I have already experienced the messiness of citations when trying to cite a Kindle source. What the heck is the location good for if you don’t have a Kindle? Nada.
The Chronicle’s E-Books’ Varied Formats Make Citations a Mess for Scholars discusses the problem.
It could be fixed if the e-book creators would add paragraph identifiers. Still that would be a disaster too. Are you looking for paragraph 4,232 in the print version of the novel? Because I sure wouldn’t want to do that. One of my colleagues agrees.
While those numbers may be effective landmarks, some fear that they may start to intrude on the text. “What I don’t want is something that so gums up the whole text that I can’t pay attention to the text anymore,” says William Rankin, director of educational innovation and an associate professor of English at Abilene Christian University, which is experimenting with e-books in some courses.
Perhaps, instead of citations, soon we will be using links, Bill suggests.

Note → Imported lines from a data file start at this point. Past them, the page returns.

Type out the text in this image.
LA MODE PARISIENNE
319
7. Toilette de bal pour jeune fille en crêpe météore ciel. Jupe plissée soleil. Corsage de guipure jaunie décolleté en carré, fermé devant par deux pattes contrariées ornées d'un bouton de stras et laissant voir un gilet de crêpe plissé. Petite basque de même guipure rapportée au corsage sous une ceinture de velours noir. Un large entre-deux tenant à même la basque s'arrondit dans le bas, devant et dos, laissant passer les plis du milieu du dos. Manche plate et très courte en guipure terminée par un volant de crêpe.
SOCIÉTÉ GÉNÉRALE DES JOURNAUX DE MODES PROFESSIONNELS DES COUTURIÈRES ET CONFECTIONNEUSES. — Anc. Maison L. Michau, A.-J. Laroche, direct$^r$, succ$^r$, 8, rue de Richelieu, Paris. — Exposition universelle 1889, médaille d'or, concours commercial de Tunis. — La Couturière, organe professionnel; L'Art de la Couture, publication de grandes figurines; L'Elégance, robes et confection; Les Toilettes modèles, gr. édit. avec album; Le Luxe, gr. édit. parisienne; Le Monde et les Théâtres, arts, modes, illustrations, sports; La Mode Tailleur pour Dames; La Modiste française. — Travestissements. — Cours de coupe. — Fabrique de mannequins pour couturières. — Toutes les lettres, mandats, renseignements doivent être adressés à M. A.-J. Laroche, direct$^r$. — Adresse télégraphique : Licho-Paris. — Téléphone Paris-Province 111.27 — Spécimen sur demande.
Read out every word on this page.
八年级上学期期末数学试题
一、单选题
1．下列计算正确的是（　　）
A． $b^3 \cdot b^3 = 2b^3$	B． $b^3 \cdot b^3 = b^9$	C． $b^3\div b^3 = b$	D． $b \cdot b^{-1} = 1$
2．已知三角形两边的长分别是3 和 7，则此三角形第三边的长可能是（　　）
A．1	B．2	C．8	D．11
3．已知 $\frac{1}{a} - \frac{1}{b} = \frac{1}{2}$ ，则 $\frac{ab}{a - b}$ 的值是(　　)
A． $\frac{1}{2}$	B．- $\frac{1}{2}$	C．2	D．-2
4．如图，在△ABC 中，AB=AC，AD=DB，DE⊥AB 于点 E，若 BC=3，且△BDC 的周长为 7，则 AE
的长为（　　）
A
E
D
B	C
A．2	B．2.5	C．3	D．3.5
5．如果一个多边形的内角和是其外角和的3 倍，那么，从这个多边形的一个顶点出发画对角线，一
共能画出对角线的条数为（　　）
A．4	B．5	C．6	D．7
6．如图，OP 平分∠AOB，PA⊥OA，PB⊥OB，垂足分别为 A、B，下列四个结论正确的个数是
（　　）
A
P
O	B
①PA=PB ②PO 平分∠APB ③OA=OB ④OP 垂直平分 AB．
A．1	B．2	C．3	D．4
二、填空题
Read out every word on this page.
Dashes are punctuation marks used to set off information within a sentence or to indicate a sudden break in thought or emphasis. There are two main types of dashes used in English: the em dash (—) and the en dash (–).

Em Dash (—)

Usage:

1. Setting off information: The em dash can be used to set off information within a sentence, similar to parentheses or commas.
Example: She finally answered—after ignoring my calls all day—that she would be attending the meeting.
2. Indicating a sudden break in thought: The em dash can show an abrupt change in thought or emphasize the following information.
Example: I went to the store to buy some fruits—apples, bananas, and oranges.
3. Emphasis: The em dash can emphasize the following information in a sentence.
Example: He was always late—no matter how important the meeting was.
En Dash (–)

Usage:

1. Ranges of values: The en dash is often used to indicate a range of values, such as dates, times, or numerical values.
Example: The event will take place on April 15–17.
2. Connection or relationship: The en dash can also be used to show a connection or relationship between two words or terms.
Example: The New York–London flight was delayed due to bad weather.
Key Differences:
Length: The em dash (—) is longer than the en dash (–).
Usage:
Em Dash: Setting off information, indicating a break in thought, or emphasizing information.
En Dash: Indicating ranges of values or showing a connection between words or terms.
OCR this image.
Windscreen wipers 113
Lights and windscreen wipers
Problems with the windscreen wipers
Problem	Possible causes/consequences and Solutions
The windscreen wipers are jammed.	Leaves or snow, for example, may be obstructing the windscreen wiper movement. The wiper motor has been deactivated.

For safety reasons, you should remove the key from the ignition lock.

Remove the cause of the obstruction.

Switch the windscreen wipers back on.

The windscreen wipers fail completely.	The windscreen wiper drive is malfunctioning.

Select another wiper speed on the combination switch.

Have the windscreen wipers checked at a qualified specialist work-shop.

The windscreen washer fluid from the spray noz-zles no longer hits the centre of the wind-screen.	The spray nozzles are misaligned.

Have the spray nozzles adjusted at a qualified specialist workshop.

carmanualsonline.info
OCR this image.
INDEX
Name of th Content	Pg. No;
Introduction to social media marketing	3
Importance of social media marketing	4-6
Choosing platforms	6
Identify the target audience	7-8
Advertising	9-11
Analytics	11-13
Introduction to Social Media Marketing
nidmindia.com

Those will be ugly as all get out, but useful if the information is online. Not so much to a 1926 version of a novel.
Update: According to a tweet by @samplereality (Mark Sample of George Mason U): “The introduction of “page” numbers is a step backward for the Kindle, a failure of imagination. Classic remediation. *Remedial* remediation.”
And links go dead a LOT faster than all the printed copies of a text get destroyed or become unavailable through digitization (thinking early English books here).
I wonder if there’d be a way to put the pagination of whatever edition is being used, but hide it most of the time for reading, and only have it visible when the reader wants to see it?